I didn’t move. I was an icicle in below freezing temperatures. I tried to keep my composure and not ruffle my feathers. I didn’t give a hoot. I just stared down from my perch. My wife Linzella cozied up to me.

“What are you looking—oh my! Are they really…?” Linzella asked.

“Yes, yes. Keep it low, my love. They’re just doing what we have done. It’s not quite the same thing that we do but it’s similar. I can only wonder if Mr. Johnson and Mrs. Johnson engaged in the same activity. They’ve been married for six years and don’t have children. But that doesn’t necessarily mean anything. Then again I don’t want to know about that.”

Linzella then said, “I know that’s right. She has a nice beret. When did it start raining? I was asleep.”

“Yes, it’s lovely. It’s been coming down for the past half hour or so, just before our two love-humans started their romantic relations in the hay below this beam,” I said.

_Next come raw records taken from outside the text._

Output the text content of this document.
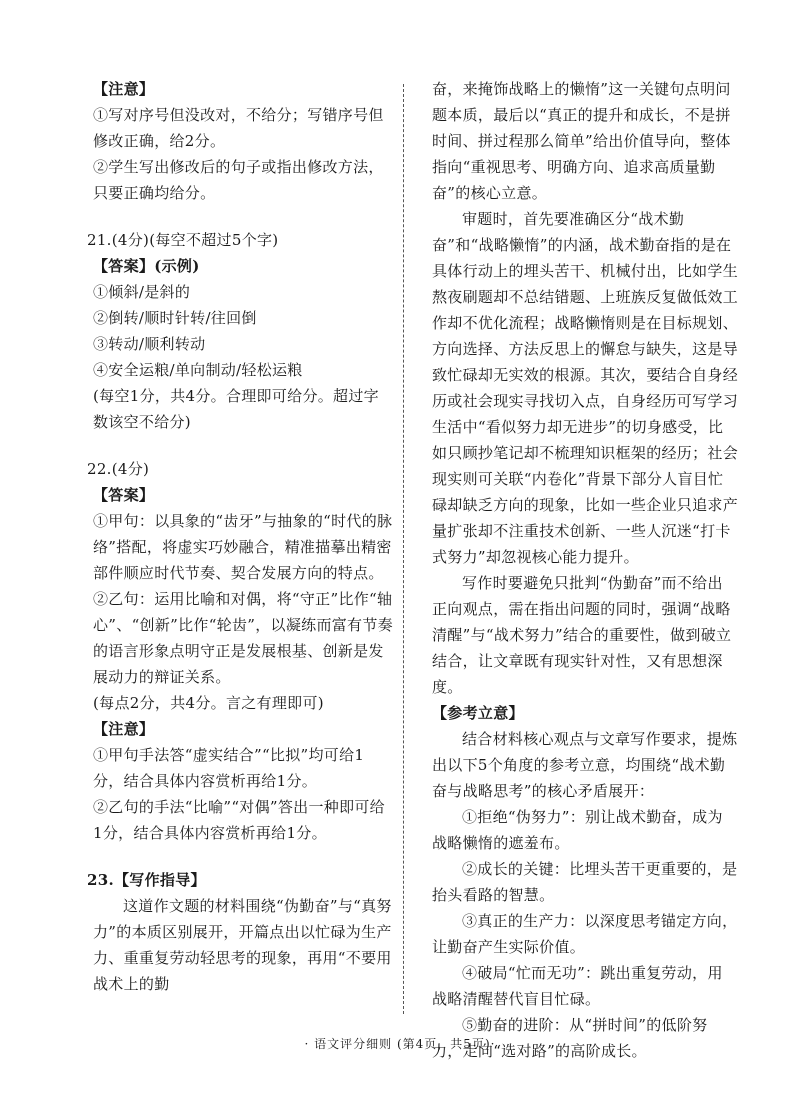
【注意】
①写对序号但没改对，不给分；写错序号但修改正确，给2分。
②学生写出修改后的句子或指出修改方法，只要正确均给分。
21.(4分)(每空不超过5个字)
【答案】(示例)
①倾斜/是斜的
②倒转/顺时针转/往回倒
③转动/顺利转动
④安全运粮/单向制动/轻松运粮
(每空1分，共4分。合理即可给分。超过字数该空不给分)
22.(4分)
【答案】
①甲句：以具象的“齿牙”与抽象的“时代的脉络”搭配，将虚实巧妙融合，精准描摹出精密部件顺应时代节奏、契合发展方向的特点。
②乙句：运用比喻和对偶，将“守正”比作“轴心”、“创新”比作“轮齿”，以凝练而富有节奏的语言形象点明守正是发展根基、创新是发展动力的辩证关系。
(每点2分，共4分。言之有理即可)
【注意】
①甲句手法答“虚实结合”“比拟”均可给1分，结合具体内容赏析再给1分。
②乙句的手法“比喻”“对偶”答出一种即可给1分，结合具体内容赏析再给1分。
23.【写作指导】
这道作文题的材料围绕“伪勤奋”与“真努力”的本质区别展开，开篇点出以忙碌为生产力、重重复劳动轻思考的现象，再用“不要用战术上的勤
奋，来掩饰战略上的懒惰”这一关键句点明问题本质，最后以“真正的提升和成长，不是拼时间、拼过程那么简单”给出价值导向，整体指向“重视思考、明确方向、追求高质量勤奋”的核心立意。
审题时，首先要准确区分“战术勤奋”和“战略懒惰”的内涵，战术勤奋指的是在具体行动上的埋头苦干、机械付出，比如学生熬夜刷题却不总结错题、上班族反复做低效工作却不优化流程；战略懒惰则是在目标规划、方向选择、方法反思上的懈怠与缺失，这是导致忙碌却无实效的根源。其次，要结合自身经历或社会现实寻找切入点，自身经历可写学习生活中“看似努力却无进步”的切身感受，比如只顾抄笔记却不梳理知识框架的经历；社会现实则可关联“内卷化”背景下部分人盲目忙碌却缺乏方向的现象，比如一些企业只追求产量扩张却不注重技术创新、一些人沉迷“打卡式努力”却忽视核心能力提升。
写作时要避免只批判“伪勤奋”而不给出正向观点，需在指出问题的同时，强调“战略清醒”与“战术努力”结合的重要性，做到破立结合，让文章既有现实针对性，又有思想深度。
【参考立意】
结合材料核心观点与文章写作要求，提炼出以下5个角度的参考立意，均围绕“战术勤奋与战略思考”的核心矛盾展开：
①拒绝“伪努力”：别让战术勤奋，成为战略懒惰的遮羞布。
②成长的关键：比埋头苦干更重要的，是抬头看路的智慧。
③真正的生产力：以深度思考锚定方向，让勤奋产生实际价值。
④破局“忙而无功”：跳出重复劳动，用战略清醒替代盲目忙碌。
⑤勤奋的进阶：从“拼时间”的低阶努力，走向“选对路”的高阶成长。
· 语文评分细则 (第4页，共5页)·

“Well the male one looks like a beginner but the female seems like a pro. Where’d the beret go?” Linzella asked and chuckled lightly. I just laughed. I felt her move closer to me.

“I think it’s somewhere nestled between a knee and an elbow,” I pointed out to Linzella. She cooed. I noticed that the male had looked up and seen the both of us. The clouds had rolled away and the sun shone through the hole in the barn roof near the entrance. We fluttered away out of the barn into the sky.

“If that little fellow makes a song from what we just saw, he might have a hit,” Linzella observed floating over the landscape.

“Hopefully he’ll have a bigger audience for the music than some horses and barn owls!” I called.